Aims:
The delineation of outer margins of early Barrett's cancer can be challenging even
for experienced endoscopists. Artificial intelligence (AI) could assist endoscopists
faced with this task. As of date, there is very limited experience in this domain.
In this study, we demonstrate the measure of overlap (Dice coefficient = D) between
highly experienced Barrett endoscopists and an AI system in the delineation of cancer
margins (segmentation task).
Methods:
An AI system with a deep convolutional neural network (CNN) was trained and tested
on high-definition endoscopic images of early Barrett's cancer (n = 33) and normal
Barrett's mucosa (n = 41). The reference standard for the segmentation task were the
manual delineations of tumor margins by three highly experienced Barrett endoscopists.

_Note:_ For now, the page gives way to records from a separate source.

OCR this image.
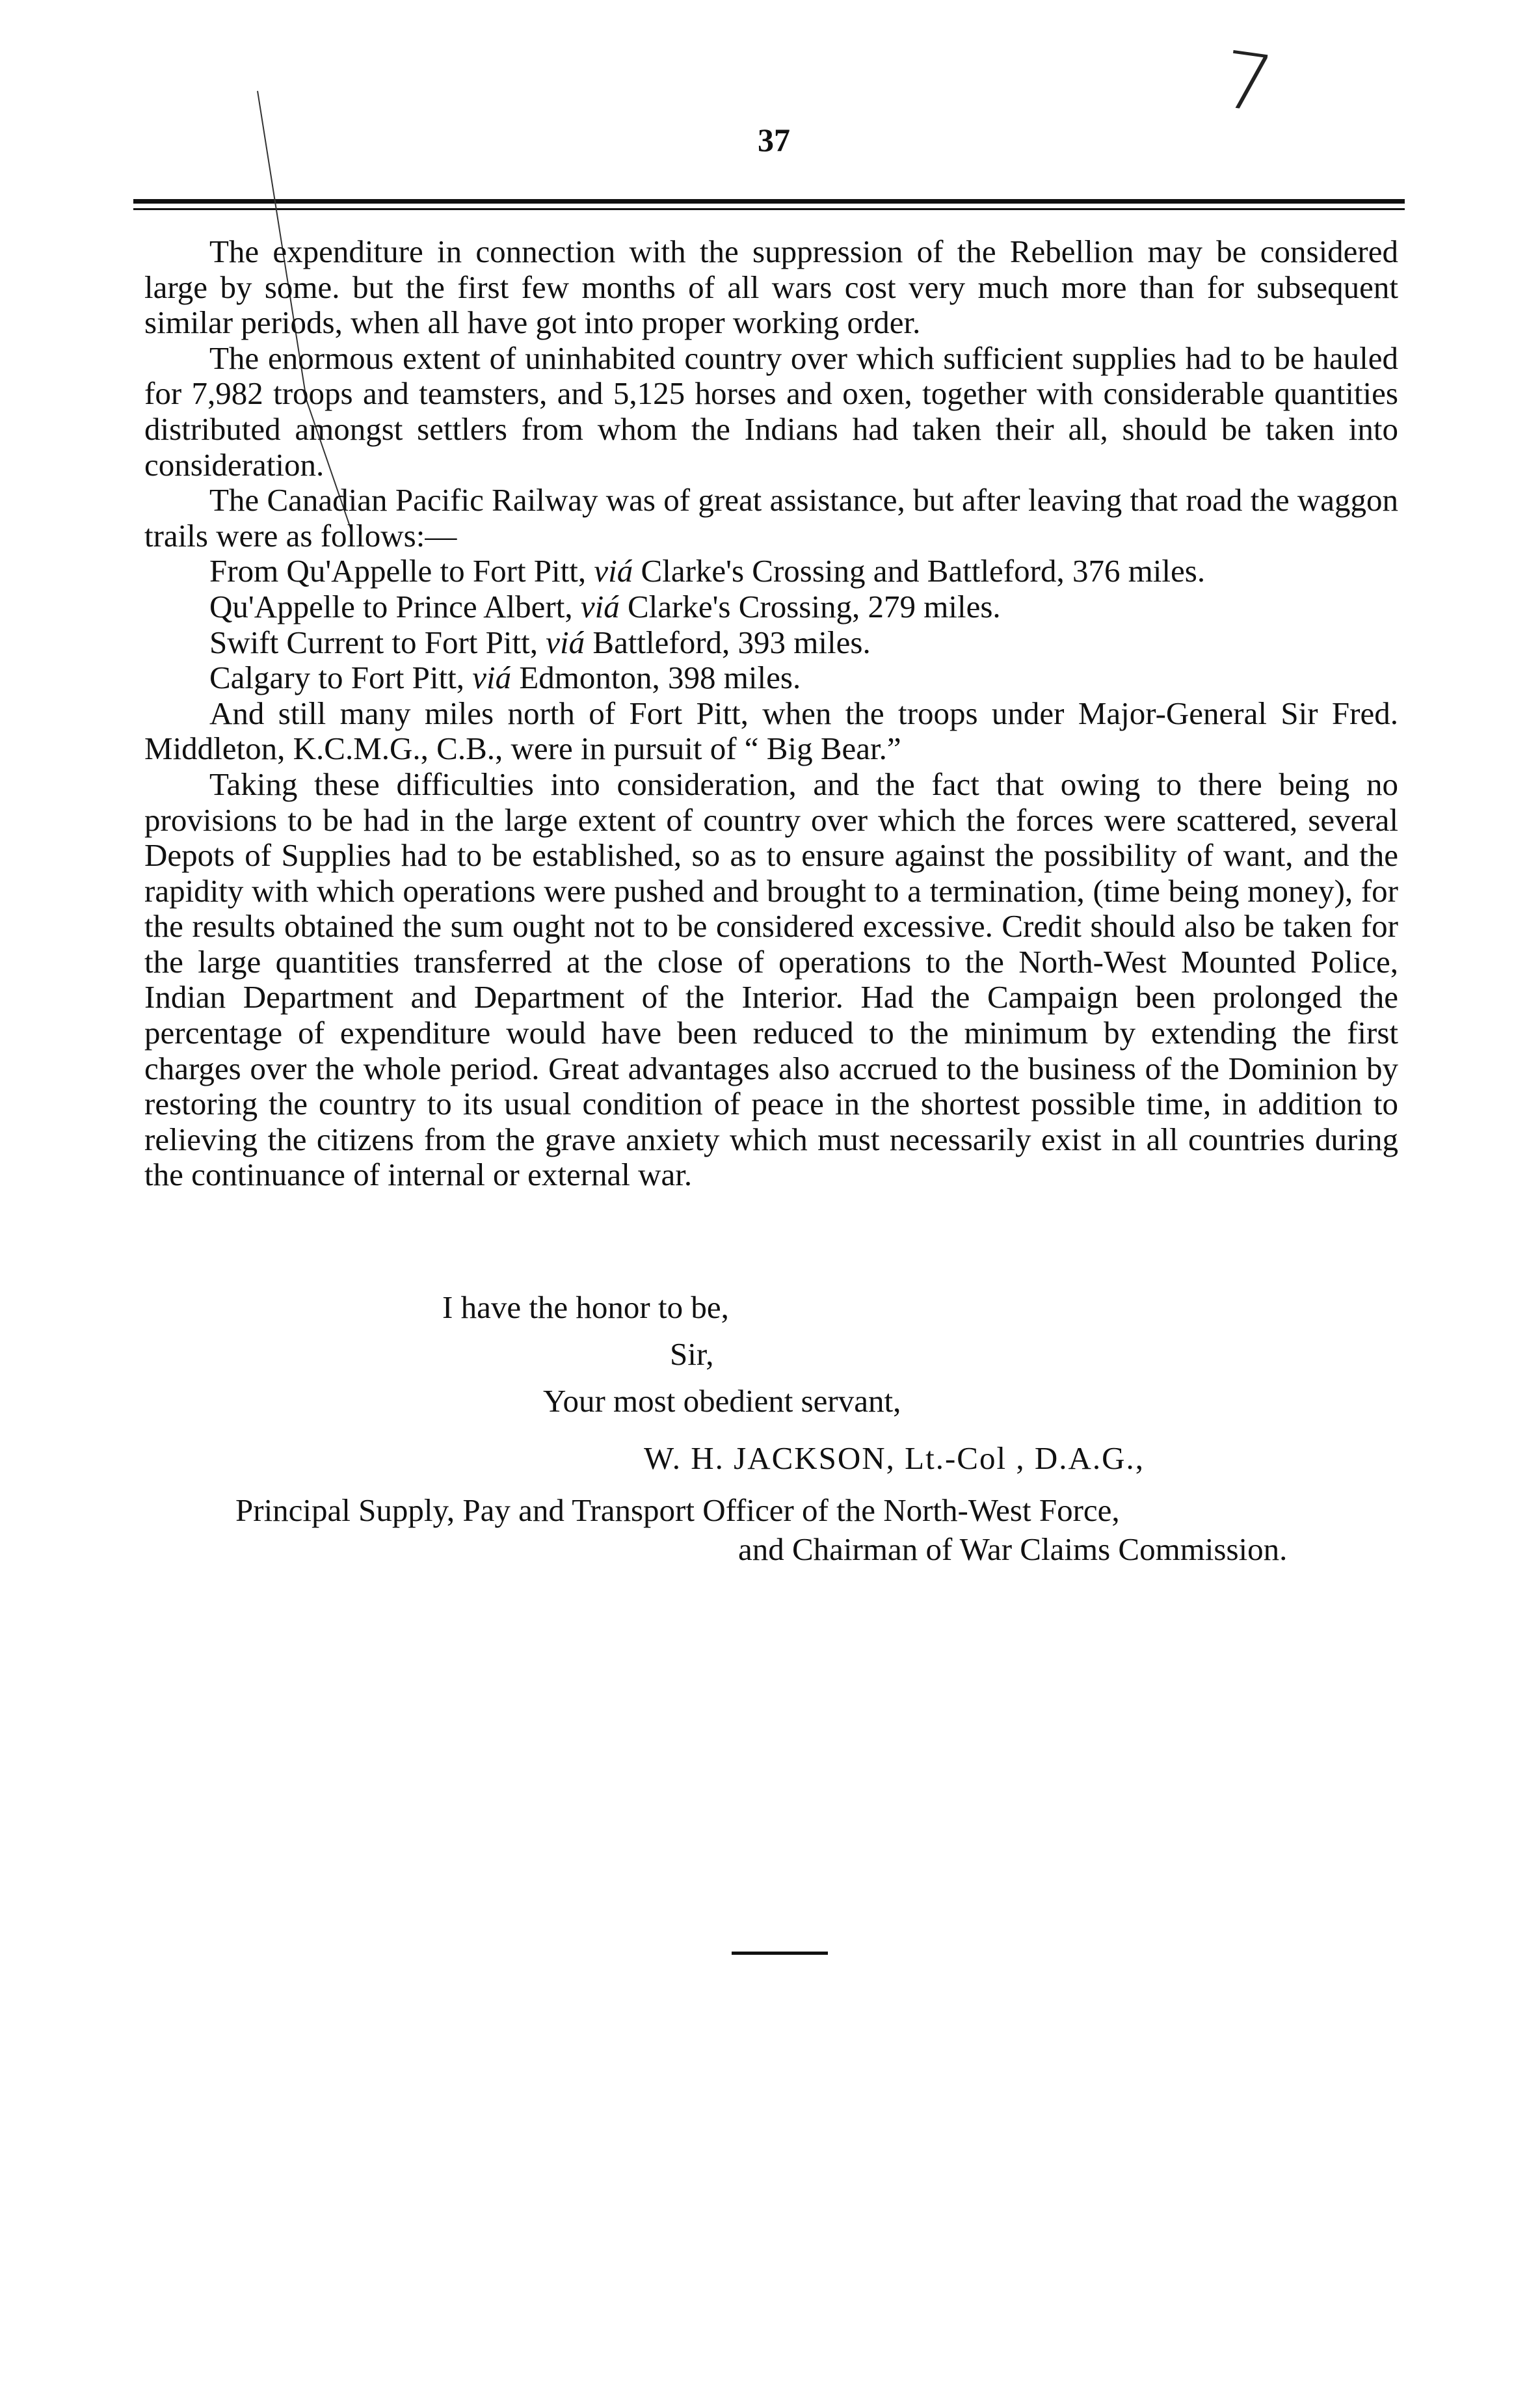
37
7

The expenditure in connection with the suppression of the Rebellion may be considered large by some. but the first few months of all wars cost very much more than for subsequent similar periods, when all have got into proper working order.

The enormous extent of uninhabited country over which sufficient supplies had to be hauled for 7,982 troops and teamsters, and 5,125 horses and oxen, together with considerable quantities distributed amongst settlers from whom the Indians had taken their all, should be taken into consideration.

The Canadian Pacific Railway was of great assistance, but after leaving that road the waggon trails were as follows:—

From Qu'Appelle to Fort Pitt, viá Clarke's Crossing and Battleford, 376 miles.
Qu'Appelle to Prince Albert, viá Clarke's Crossing, 279 miles.
Swift Current to Fort Pitt, viá Battleford, 393 miles.
Calgary to Fort Pitt, viá Edmonton, 398 miles.

And still many miles north of Fort Pitt, when the troops under Major-General Sir Fred. Middleton, K.C.M.G., C.B., were in pursuit of “ Big Bear.”

Taking these difficulties into consideration, and the fact that owing to there being no provisions to be had in the large extent of country over which the forces were scattered, several Depots of Supplies had to be established, so as to ensure against the possibility of want, and the rapidity with which operations were pushed and brought to a termination, (time being money), for the results obtained the sum ought not to be considered excessive. Credit should also be taken for the large quantities transferred at the close of operations to the North-West Mounted Police, Indian Department and Department of the Interior. Had the Campaign been prolonged the percentage of expenditure would have been reduced to the minimum by extending the first charges over the whole period. Great advantages also accrued to the business of the Dominion by restoring the country to its usual condition of peace in the shortest possible time, in addition to relieving the citizens from the grave anxiety which must necessarily exist in all countries during the continuance of internal or external war.

I have the honor to be,
Sir,
Your most obedient servant,
W. H. JACKSON, Lt.-Col , D.A.G.,
Principal Supply, Pay and Transport Officer of the North-West Force,
and Chairman of War Claims Commission.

Training of the AI system included patch generation, patch augmentation and adjustment
of the CNN weights. Then, the segmentation results from patch classification and thresholding
of the class probabilities. Segmentation results were evaluated using the Dice coefficient
(D).
Results:
The Dice coefficient (D) which can range between 0 (no overlap) and 1 (complete overlap)
was computed only for images correctly classified by the AI-system as cancerous. At
a threshold of t = 0.5, a mean value of D = 0.72 was computed.
Conclusions:
AI with CNN performed reasonably well in the segmentation of the tumor region in Barrett's
cancer, at least when compared with expert Barrett's endoscopists. AI holds a lot
of promise as a tool for better visualization of tumor margins but may need further
improvement and enhancement especially in real-time settings.